The Ballets Russes were also important in introducing him
to Stravinsky, with whom he collaborated on a version of Musorgsky's Khovanshchina,
and whose musical development he somewhat paralleled during the decade or so after The
Rite of Spring. The set of three MallarmEacute; songs with nonet accompaniment were
written partly under the influence of Stravinsky's Japanese Lyrics and Schoenberg's
Pierrot lunaire, and the two sonatas of the 1920s can be compared with Stravinsky's
abstract works of the period in their harmonic astringency and selfconscious use of
established forms.

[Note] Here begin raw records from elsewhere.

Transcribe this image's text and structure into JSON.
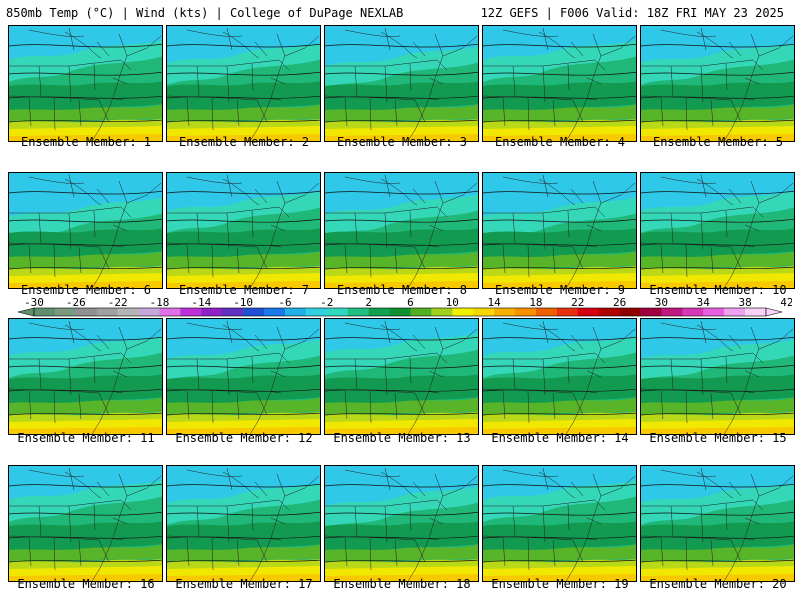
{
  "header": {
    "left": "850mb Temp (°C) | Wind (kts) | College of DuPage NEXLAB",
    "right": "12Z GEFS | F006 Valid: 18Z FRI MAY 23 2025"
  },
  "members": [
    {
      "label": "Ensemble Member: 1"
    },
    {
      "label": "Ensemble Member: 2"
    },
    {
      "label": "Ensemble Member: 3"
    },
    {
      "label": "Ensemble Member: 4"
    },
    {
      "label": "Ensemble Member: 5"
    },
    {
      "label": "Ensemble Member: 6"
    },
    {
      "label": "Ensemble Member: 7"
    },
    {
      "label": "Ensemble Member: 8"
    },
    {
      "label": "Ensemble Member: 9"
    },
    {
      "label": "Ensemble Member: 10"
    },
    {
      "label": "Ensemble Member: 11"
    },
    {
      "label": "Ensemble Member: 12"
    },
    {
      "label": "Ensemble Member: 13"
    },
    {
      "label": "Ensemble Member: 14"
    },
    {
      "label": "Ensemble Member: 15"
    },
    {
      "label": "Ensemble Member: 16"
    },
    {
      "label": "Ensemble Member: 17"
    },
    {
      "label": "Ensemble Member: 18"
    },
    {
      "label": "Ensemble Member: 19"
    },
    {
      "label": "Ensemble Member: 20"
    }
  ],
  "colorbar": {
    "ticks": [
      "-30",
      "-26",
      "-22",
      "-18",
      "-14",
      "-10",
      "-6",
      "-2",
      "2",
      "6",
      "10",
      "14",
      "18",
      "22",
      "26",
      "30",
      "34",
      "38",
      "42"
    ],
    "colors": [
      "#5f8f6f",
      "#7a9a80",
      "#909090",
      "#a0a0a0",
      "#b4b4b4",
      "#c8a8d8",
      "#e070e8",
      "#c030d8",
      "#9020c8",
      "#6030c0",
      "#2050d8",
      "#1878e8",
      "#20b0e8",
      "#30d0e0",
      "#30d8c0",
      "#20c080",
      "#10a050",
      "#109030",
      "#50b020",
      "#a0d020",
      "#f0f000",
      "#f8d800",
      "#f8b000",
      "#f89000",
      "#f06000",
      "#e83010",
      "#d80010",
      "#b00000",
      "#900000",
      "#a00040",
      "#c01880",
      "#d838b8",
      "#e860e0",
      "#f0a0f0",
      "#f8d0f8"
    ]
  },
  "map_colors": {
    "cold": "#2fc8e8",
    "cool": "#34d8b8",
    "mild": "#20b878",
    "green": "#129a50",
    "lime": "#58b428",
    "yellow_green": "#b8d818",
    "yellow": "#f0e800",
    "gold": "#f8c800"
  }
}
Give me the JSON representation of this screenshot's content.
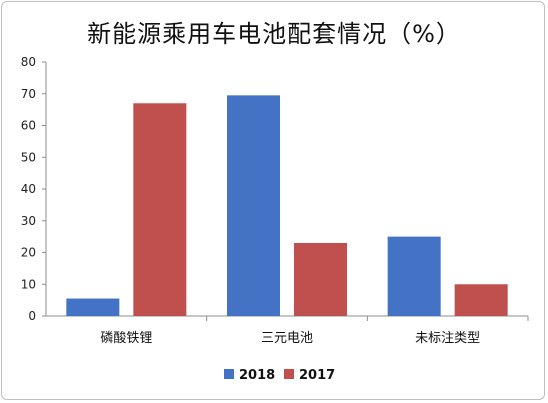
{
  "chart_data": {
    "type": "bar",
    "title": "新能源乘用车电池配套情况（%）",
    "categories": [
      "磷酸铁锂",
      "三元电池",
      "未标注类型"
    ],
    "series": [
      {
        "name": "2018",
        "values": [
          5.5,
          69.5,
          25
        ],
        "color": "#4472c4"
      },
      {
        "name": "2017",
        "values": [
          67,
          23,
          10
        ],
        "color": "#c0504d"
      }
    ],
    "ylim": [
      0,
      80
    ],
    "yticks": [
      0,
      10,
      20,
      30,
      40,
      50,
      60,
      70,
      80
    ],
    "ytick_labels": [
      "0",
      "10",
      "20",
      "30",
      "40",
      "50",
      "60",
      "70",
      "80"
    ],
    "grid": false,
    "legend_position": "bottom"
  }
}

However, Ravel's Le tombeau de Couperin, just as selfconscious,
predates Stravinsky's neo-classicism, and the pressure of musical history is perhaps felt
most intensely in the ballet La valse where 3/4 rhythm develops into a dance
macabre : both these works, like many others, exist in both orchestral and piano
versions, testifying to Ravel's superb technique in both media (in 1922 he applied his
orchestral skills tellingly to Musorgsky's Pictures at an Exhibition). Other
postwar works return to some of the composer's obsessions: with the delights and dangers
of the child's world in the sophisticated fantasy opera L'enfant et les sortilèges,
with musical Spanishness in Boléro and the songs for a projected Don Quixote film,
and with the exotic in the Chansons madécasses. His last major effort was a pair
of piano concertos, one exuberant and cosmopolitan (in G major), the other (for left hand
only) more darkly and sturdily single-minded. He died after a long illness.
Operas: L'heure espagnole (1911); L'enfant
et les sortilèges (1925).
Ballets: Ma mère l'oye (1911); Daphnis et Chloé (1912); La valse (1920, perf. 1928); Boléro (1928).
Orchestral music: Rapsodie espagnole
(1908); Pavane pour une infante déunte (1910); Valses nobles et sentimentales (1912); Pf
Conc., left hand (1930); Pf Conc., G (1931).
Chamber music: Str Qt (1903); Introduction and Allegro, harp, 6 insts (1905); Pf Trio (1914); Sonata, vn, vc (1922); Tzigane, vn, pf (1924); Sonata, vn, pf (1927).
Piano music: Menuet antique (1895); Pavane pour une infante défunte (1899); Jeux d'eau (1901); Sonatine (1905); Miroirs (1905); Gaspard de la nuit (1908); Ma mère l'oye, 4 hands (1910); Valses nobles et sentimentales
(1911); Le tombeau de couperin (1917).
Songs with instruments: Shéhérazade (1903); Trois poèmes de Mallarmé (1913); Don Quichotte à Dulcinée (1933); Chansons
madécasses (1926).
Songs with piano: 5 méodies populaires grecques (1906); Histoires naturelles (1906); Chants populaires (1910); 2 mélodies
hébraïques (1914); Ronsard à son Âme (1924).